The program serves vulnerable populations by funding the training of residents in community-based settings, such as Federally Qualified Health Centers, rural health clinics, and tribal health centers. The majority of THCGME training sites are located in medically underserved areas and the majority of patients served are covered by Medicaid. 

The DOC Act is supported by numerous provider organizations.


Dr. Stewart said by statement: "This program currently plays a vital role in training the next generation of primary care physicians and addressing the physician shortage. Evidence shows that patients who have access to primary care, which includes family physicians, have better health outcomes.
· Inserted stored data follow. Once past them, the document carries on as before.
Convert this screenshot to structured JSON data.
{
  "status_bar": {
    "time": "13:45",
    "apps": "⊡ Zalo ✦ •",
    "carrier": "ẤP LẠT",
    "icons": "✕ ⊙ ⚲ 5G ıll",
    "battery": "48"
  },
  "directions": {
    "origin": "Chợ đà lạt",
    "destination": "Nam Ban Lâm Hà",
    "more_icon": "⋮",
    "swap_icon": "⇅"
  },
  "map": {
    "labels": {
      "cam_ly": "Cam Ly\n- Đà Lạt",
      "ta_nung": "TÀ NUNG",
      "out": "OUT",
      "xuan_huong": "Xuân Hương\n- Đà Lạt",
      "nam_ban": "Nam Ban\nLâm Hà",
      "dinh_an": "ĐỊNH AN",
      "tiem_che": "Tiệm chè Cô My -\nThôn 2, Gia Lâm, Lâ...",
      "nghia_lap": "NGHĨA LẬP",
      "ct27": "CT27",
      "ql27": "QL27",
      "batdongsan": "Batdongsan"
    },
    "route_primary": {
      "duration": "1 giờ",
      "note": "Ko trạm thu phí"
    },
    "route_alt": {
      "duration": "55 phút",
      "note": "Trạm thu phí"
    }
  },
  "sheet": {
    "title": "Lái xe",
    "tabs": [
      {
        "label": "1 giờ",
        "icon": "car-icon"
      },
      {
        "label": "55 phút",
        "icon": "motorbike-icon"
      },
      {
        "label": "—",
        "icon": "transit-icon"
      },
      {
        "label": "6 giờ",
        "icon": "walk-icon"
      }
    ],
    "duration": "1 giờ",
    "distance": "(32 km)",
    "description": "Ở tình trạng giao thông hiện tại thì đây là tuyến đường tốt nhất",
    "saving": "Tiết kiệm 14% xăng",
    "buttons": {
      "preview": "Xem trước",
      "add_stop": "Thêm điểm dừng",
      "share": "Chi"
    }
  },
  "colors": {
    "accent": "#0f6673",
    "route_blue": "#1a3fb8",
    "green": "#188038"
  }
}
Despite the benefits, the U.S. faces a critical shortage in the family physician workforce, in part because of underinvestment as well as a lack of opportunities and resources in medical education."

Pallone said, "The DOC Act will help address this shortage by providing permanent, reliable funding to train the next generation of primary care providers in some of the most medically underserved communities across the country. I look forward to working with Senator Murray to get this critical legislation passed and signed into law." 

Murray said. "The Teaching Health Center Graduate Medical Education program is a critical pipeline that not only trains healthcare providers but brings them to communities of color, Tribal communities, rural communities, and so many other underserved areas. For years now, we've extended funding for this program on a bipartisan basis and expanded it in the wake of this pandemic, most recently in the American Rescue Plan. Extending funding for teaching health centers permanently just makes sense."